The key led to a courtyard to a narrow entrance at the back and an unlocked door. The door led into a corridor full of more doors. She used another key on another door at the end of the corridor and opened to a large, windowless room. There was a bed with a featherbed on it and a dresser without a mirror. She turned on the wall light and illuminated the room.

“Now we wait,” she said.

“For what?”

“For Kurt.”

She closed the door. The lock clicked. A room without windows, typical of rooms behind the garish clubs of the red-light district. Rooms for prostitutes and their customers, without a view but with a modicum of privacy.

She said, “I would like to make love to you again.”

“Your brother might walk in.” He waited.

She bit her lip. “He might walk in,” she said.
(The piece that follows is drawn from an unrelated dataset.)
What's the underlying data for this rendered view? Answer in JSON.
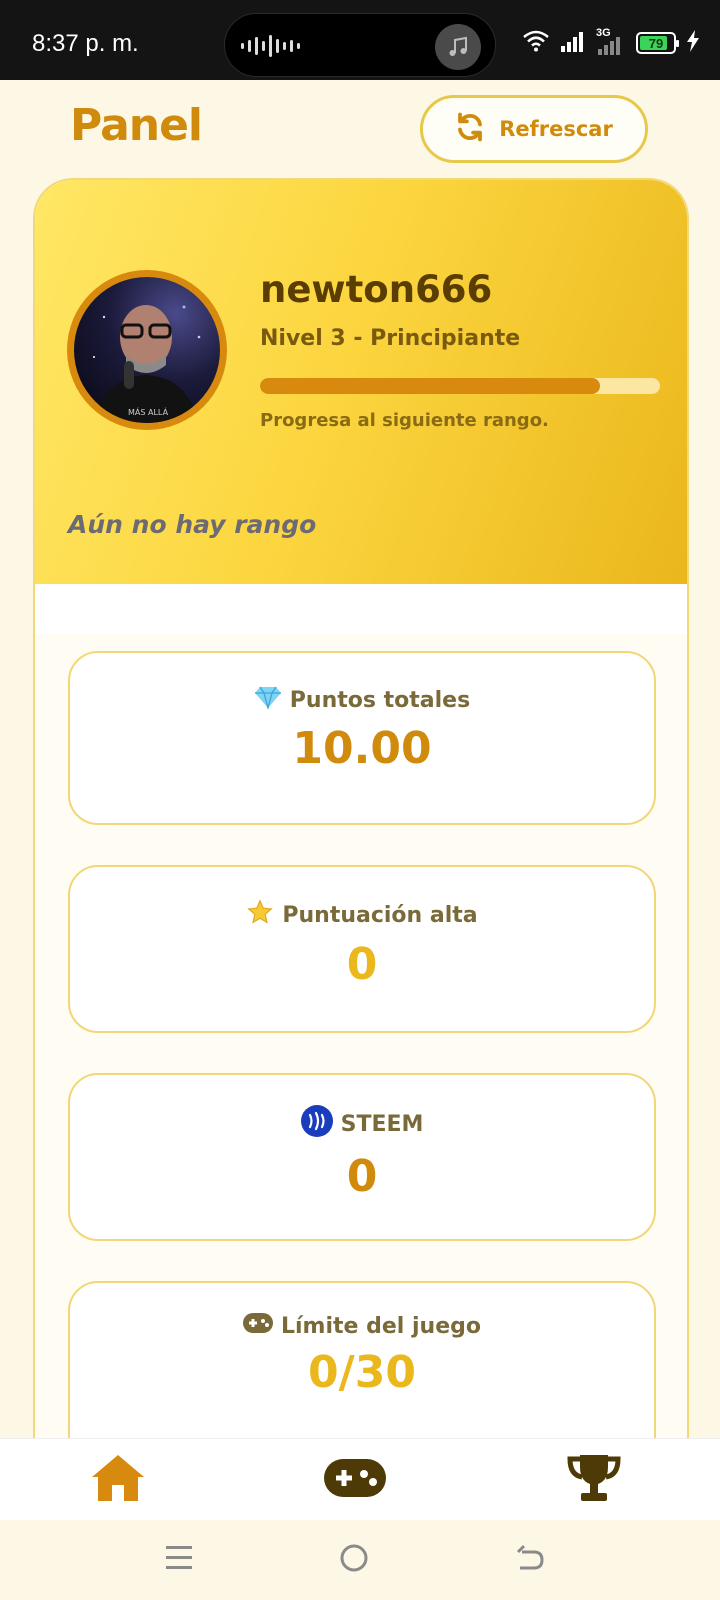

So she didn’t know. Devereaux watched her thinking about it. Now she really was a girl again, thinking about an illicit rendezvous with a stranger, thinking about how to get away with it. It reassured him in that moment. Maybe everything was true.

He thought that as the door burst open.

Two men in stocking masks.

Uzis.

He registered this and fired through his coat.

The second man grabbed Ruth by the throat and she screamed.

The bullet struck the first man in the face and it exploded in the confines of the nylon stocking like a tomato dropped on concrete.

The second man pushed Ruth on the bed and turned the Uzi toward Devereaux just as Devereaux fired twice more. The Uzi sputtered a streak across the ceiling, smashing plaster into snow. He was dead as he hit the floor and Ruth was screaming and couldn’t stop.

He grabbed her arm and still she couldn’t stop. He slapped her hard.

She stared at him.

“Where’s Kurt?” he said.

“I don’t know—”

He hit her, and not to stop her screaming. He hit her to hurt her. She flinched and he hit her again. His eyes were colored by the killing. Two men dead and he could smell the powder in the room and his eyes glittered because of the killing.

“Where is he?”

“He told me to wait here, he told me—”

“You fucking liar,” Devereaux said. He looked at the dead men. KGB or Mossad, what did it matter, this was some kind of a setup and he was the stooge and she was the lure and—

Her nose was bleeding. Blood on her teeth. She wiped at it and there were tears in her eyes. “They were going to kill us,” she said.

Maybe it was true.

He saw his hand was shaking even though it held the pistol. He was feeling it as suddenly as deceleration from a high speed, feeling the pressure on his face and kidneys. He wanted to beat her until she told him the truth but there were dead men on the floor.

He grabbed her arm and pulled her roughly over the bodies and through the open, splintered door. The corridor was empty.

“Come on,” he said. He half dragged her down the corridor.

“We have to wait—”

He turned to her then.

Which was why he didn’t see the opening door behind him.

Didn’t even feel the blow except to see black expanding from the edges of her wide-eyed, innocent face as he crumpled to the floor.